The beauty of owning a general contracting firm is that it’s easy to build a base of repeat clients. You may have helped a client rebuild a deck and they were so satisfied with your work that they remember you when they need new lighting installed. Doing good work will generate future work for your business and build a “word of mouth” marketing campaign. Unfortunately, most people have had a negative experience with a general contractor and before choosing someone they have never worked with, they may ask friends or neighbors for a recommendation. Once you have established a few repeat clients, you can market your various service offerings to them and offer specials to generate new jobs.
It’s a well-known fact that our society places a higher value on environmentally friendly products and services, but here’s something you may not know. Millennials are the next generation of home-buyers and this demographic is currently the largest group in the United States, and part of their culture is taking care of the planet. That being said, it would serve your business well to offer eco-friendly options to your clients. Sometimes greener options cost more money but the younger generations are willing to pay it for the sake of the planet. Offering green supplies also gives you a great new marketing point and will help build your reputation as an ethical business.

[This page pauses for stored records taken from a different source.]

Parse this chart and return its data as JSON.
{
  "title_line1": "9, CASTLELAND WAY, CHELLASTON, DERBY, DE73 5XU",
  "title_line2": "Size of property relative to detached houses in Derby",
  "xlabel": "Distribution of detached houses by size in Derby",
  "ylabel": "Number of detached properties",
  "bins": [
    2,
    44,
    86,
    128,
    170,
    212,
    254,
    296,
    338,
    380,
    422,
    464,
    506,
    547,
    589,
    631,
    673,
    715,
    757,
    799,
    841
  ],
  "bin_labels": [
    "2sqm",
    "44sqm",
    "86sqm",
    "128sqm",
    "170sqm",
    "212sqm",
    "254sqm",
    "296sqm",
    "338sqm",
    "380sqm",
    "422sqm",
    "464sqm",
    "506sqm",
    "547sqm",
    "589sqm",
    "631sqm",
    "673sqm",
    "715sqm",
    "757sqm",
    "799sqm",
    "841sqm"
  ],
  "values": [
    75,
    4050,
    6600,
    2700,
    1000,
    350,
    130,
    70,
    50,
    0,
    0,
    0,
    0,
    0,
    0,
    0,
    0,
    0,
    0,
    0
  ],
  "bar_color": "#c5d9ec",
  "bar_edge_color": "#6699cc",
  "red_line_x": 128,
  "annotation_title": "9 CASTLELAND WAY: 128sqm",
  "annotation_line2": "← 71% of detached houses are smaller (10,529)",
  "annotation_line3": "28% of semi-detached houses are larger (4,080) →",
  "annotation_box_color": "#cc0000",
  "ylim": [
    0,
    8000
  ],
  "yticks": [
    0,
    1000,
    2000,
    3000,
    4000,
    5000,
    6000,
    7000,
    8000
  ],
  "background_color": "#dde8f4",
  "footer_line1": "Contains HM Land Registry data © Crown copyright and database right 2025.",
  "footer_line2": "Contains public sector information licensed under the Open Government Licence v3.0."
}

As the owner of a general contracting firm, you understand the importance of staying up to date with what’s going on in your industry. The construction industry in the United States is massive and constantly adapting to new technology, demand and trends within a domestic and global market. The industry is also heavily reliant on several other sectors, many of which dictate the financial state of the industry and the small businesses within in. Because of these facts, construction business owners are always looking to the future and when the unforeseeable strikes, it’s essential that you have a plan in place for your business.